Mitchell, J. N. (1962). “Computer multiplication and division using binary logarithms.” IRE Transactions on Electronic Computers, EC-11(4), 512-517.
Kingsbury, N. G., Rayner, P. J. W. (1971). “Digital filtering using logarithmic arithmetic.” Electronics Letters, 7(2), 56-58.
Arnold, M. G., Bailey, T. A., Cowles, J. R., Cuthbertson, K. (1990). “An Improved Logarithmic Number System Architecture.” Journal of VLSI Signal Processing, 1(1), 13-20.
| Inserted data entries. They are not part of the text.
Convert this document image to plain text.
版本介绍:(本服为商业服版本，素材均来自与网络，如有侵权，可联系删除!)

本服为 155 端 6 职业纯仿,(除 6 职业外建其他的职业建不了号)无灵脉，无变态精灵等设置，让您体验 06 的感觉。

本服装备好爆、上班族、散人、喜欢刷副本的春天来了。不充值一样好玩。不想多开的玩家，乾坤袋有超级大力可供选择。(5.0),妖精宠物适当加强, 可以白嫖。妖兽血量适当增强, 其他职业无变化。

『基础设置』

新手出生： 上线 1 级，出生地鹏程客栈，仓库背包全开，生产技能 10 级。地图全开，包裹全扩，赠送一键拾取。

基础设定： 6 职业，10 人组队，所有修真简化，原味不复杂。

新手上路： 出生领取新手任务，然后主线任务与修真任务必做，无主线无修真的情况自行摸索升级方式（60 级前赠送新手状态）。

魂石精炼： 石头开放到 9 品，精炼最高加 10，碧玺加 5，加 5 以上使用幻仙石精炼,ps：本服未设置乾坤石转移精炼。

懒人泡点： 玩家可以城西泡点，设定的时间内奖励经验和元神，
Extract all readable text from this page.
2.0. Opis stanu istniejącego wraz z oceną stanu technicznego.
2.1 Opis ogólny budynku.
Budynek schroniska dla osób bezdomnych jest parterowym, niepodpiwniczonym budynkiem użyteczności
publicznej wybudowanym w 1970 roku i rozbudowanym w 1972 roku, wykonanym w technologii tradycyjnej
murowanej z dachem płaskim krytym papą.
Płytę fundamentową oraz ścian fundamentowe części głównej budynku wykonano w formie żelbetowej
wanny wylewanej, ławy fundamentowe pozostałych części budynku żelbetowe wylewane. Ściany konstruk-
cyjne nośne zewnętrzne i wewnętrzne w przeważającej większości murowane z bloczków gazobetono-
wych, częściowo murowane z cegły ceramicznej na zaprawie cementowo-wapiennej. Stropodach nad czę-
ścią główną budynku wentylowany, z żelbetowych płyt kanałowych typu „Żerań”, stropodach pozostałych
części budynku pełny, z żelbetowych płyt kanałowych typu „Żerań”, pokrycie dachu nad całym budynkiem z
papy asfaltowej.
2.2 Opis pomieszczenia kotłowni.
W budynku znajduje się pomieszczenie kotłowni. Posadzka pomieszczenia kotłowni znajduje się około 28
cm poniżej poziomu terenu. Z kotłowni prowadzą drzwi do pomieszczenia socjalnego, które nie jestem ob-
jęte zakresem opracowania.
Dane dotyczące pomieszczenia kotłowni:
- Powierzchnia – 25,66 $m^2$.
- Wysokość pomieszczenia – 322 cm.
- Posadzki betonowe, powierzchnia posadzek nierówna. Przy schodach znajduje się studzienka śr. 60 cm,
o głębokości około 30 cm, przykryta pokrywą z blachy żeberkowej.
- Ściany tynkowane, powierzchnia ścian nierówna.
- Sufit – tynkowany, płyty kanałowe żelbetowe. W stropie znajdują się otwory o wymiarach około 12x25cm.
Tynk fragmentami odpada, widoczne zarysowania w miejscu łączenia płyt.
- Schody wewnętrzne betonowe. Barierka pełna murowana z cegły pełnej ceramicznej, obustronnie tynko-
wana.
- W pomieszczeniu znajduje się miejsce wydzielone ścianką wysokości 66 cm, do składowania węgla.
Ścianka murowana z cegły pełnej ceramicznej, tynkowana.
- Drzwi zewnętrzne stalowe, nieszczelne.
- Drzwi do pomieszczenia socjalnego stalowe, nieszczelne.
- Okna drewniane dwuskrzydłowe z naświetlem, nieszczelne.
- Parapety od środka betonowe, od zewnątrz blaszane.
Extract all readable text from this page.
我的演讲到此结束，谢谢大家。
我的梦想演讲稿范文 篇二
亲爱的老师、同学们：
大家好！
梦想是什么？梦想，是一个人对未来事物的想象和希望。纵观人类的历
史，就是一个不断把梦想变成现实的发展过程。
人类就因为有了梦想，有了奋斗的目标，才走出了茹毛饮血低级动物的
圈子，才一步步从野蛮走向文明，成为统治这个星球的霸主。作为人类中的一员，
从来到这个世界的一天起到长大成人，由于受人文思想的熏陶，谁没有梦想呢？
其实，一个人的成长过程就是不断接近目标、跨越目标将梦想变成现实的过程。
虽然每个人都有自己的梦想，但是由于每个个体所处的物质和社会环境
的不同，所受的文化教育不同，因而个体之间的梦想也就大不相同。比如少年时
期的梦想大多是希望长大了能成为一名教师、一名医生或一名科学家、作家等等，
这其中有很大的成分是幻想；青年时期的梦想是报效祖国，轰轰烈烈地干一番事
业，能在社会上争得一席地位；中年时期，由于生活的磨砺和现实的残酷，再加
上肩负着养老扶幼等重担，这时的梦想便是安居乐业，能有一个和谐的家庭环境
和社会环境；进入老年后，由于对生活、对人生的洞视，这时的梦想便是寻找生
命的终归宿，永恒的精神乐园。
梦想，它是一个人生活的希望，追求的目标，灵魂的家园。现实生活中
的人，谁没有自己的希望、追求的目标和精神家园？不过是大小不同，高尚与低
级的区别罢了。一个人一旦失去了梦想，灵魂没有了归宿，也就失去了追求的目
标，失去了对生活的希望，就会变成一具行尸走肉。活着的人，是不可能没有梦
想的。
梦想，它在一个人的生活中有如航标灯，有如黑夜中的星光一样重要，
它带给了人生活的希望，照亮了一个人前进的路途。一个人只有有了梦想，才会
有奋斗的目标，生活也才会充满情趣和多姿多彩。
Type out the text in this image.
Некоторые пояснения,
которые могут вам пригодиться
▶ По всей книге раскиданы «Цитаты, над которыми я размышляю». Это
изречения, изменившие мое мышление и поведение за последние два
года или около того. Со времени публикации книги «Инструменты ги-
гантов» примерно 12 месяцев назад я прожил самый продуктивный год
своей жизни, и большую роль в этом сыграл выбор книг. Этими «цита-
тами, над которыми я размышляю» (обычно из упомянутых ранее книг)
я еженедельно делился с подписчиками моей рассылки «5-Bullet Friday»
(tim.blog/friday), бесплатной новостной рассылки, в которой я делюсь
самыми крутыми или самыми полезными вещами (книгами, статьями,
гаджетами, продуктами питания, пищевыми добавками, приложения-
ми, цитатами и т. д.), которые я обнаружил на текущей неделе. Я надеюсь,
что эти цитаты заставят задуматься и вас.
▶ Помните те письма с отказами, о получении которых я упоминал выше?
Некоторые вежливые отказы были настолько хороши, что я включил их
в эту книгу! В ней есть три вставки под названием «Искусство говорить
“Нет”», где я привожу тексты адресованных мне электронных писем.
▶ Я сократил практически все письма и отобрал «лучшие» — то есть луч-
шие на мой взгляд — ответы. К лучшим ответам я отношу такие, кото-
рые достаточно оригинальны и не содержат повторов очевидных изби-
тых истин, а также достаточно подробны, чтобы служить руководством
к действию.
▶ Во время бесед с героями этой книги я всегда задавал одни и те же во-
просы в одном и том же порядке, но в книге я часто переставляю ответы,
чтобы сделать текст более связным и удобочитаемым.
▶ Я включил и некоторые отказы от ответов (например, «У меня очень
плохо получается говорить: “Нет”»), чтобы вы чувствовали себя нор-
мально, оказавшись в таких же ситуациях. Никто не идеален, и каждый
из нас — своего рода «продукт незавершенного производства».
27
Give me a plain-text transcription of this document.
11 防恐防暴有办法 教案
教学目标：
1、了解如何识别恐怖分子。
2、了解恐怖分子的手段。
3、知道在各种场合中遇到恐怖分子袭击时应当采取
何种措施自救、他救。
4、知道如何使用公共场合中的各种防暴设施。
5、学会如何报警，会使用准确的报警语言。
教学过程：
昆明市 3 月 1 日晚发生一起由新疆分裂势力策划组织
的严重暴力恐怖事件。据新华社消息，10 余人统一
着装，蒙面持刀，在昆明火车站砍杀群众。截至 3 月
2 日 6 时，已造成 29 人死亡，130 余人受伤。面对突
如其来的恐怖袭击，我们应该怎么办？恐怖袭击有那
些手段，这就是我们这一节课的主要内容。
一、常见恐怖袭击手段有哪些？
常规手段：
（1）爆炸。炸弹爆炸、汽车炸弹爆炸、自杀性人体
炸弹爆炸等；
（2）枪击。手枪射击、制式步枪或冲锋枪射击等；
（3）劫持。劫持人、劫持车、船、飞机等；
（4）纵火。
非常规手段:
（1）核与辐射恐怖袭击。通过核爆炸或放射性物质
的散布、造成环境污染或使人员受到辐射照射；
Coleman, J. N. (1995). “Simplification of Table Structure in Logarithmic Arithmetic.” IEE Electronics Letters, 31, 1905-1906.
Arnold, M. G., Bailey, T. A., Cowles, J. R., Winkel, M. D. (1998). “Arithmetic Co-Transformations in the Real and Complex Logarithmic Number Systems.” IEEE TC, 47(7), 777-786.
Coleman, J. N., Chester, E. I., Softley, C. I., Kadlec, J. (2000). “Arithmetic on the European Logarithmic Microprocessor.” IEEE Transactions on Computers, 49(7), 702-715.
Arnold, M. G. and Walter, J. (2001). “Unrestricted faithful rounding is good enough for some LNS applications.” Proc. 15th IEEE Symposium on Computer Arithmetic, 237-246.
Arnold, M. G. (2002). “An Improved Cotransformation for Logarithmic Subtraction.” Proc. ISCAS’02, 752-755.
Vouzis, P., Collange, S., Arnold, M. (2007). “Cotransformation Provides Area and Accuracy Improvement in an HDL Library for LNS Subtraction.” Proc. 10th EUROMICRO DSD, 85-93.
Vouzis, P. D., Collange, S., Arnold, M. G. (2010). “A Novel Cotransformation for LNS Subtraction.” J. Signal Processing Systems, 58(1), 29-40. DOI: 10.1007/s11265-008-0282-7.